If you are a ML practitioner, engineer, and/or enthusiast who is interested in working with and deploying GNNs on very large-scale graph data, you will find GiGL useful.
Why not use GiGL?#
GiGL is designed with large-scale GNN settings in mind. For academic benchmarking and experimentation on smaller graphs (ones that can be easily fit in RAM), open-source modeling libraries and built-in abstractions within PyG and DGL for data transformation, subgraph sampling, data splitting, training and inference may be suitable and easier to use directly. There is overhead introduced in GiGL compared to these libraries for distributed environment setup and execution, and while this overhead is marginal in proportion to the benefits in large-scale scenarios, it may be outsized in small-scale ones.
How does GiGL work?#
GiGL is designed with horizontal-scaling across many compute resources in mind, which makes it a good fit to run on custom compute clusters and cloud-offerings. While vertically scaled GNN solutions are feasible to a limit, thanks to advances in memory, core and GPU capacity in single machines, this limit is quickly saturated and needs frequent revision as we consider graphs with more nodes, edges, and feature-rich data.
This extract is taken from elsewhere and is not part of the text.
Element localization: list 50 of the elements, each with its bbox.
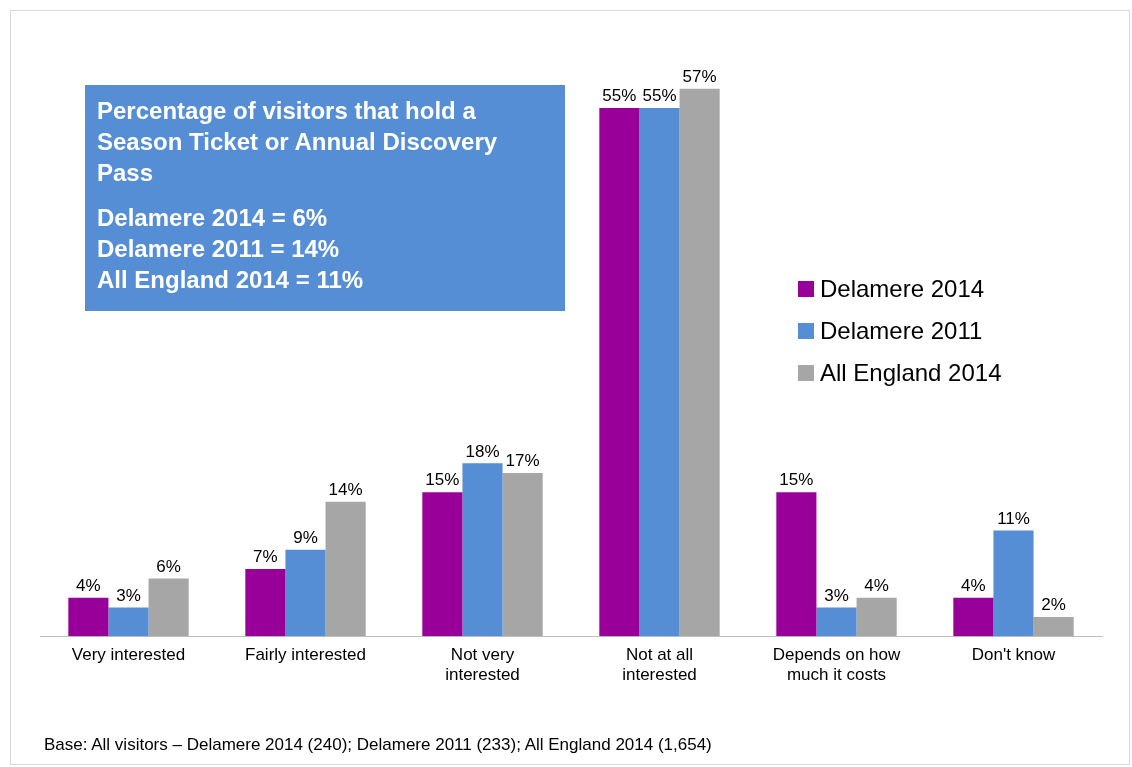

Horizontal scaling is a resilient ideology which in principle (and in practice, as we have found) allows for elastically scaling resources based on needs, which is particularly appealing when considering deployment settings where scale of data can change rapidly with e.g. user or platform growth.
GiGL is comprised of the following 5 components (more details on them):
Data Preprocessor Distributed feature transformation pipeline which allows for feature-scaling, normalization, categorical-feature handling (encoding, vocabulary inference), and more.
Subgraph Sampler Distributed subgraph generation pipeline which enables custom graph sampling specifications to dictate message-passing flow, and custom sample generation (e.g. handling positive/negative sampling) to facilitate tasks like node classification and link prediction.
Split Generator Distributed data splitting routine to generate globally consistent train, validation and test splits according to flexible split strategies (transductive, inductive, custom, time-based, etc.)
Trainer Distributed model trainer which consumes data output by Split Generator to do model training, validation and testing dictated by user code to generate model artifacts.
Inferencer Distributed model inference which generates embeddings and/or class predictions dictated by user code.
Each of these components is run in specification with some combination of user code for flexibility, and a configuration file which is partially user-specified and partially auto-generated with a precursor component called Config Populator which houses the details on what logic will run, and where the resulting intermediate and final assets (transformed data, splits, model artifact, inferences) will be stored.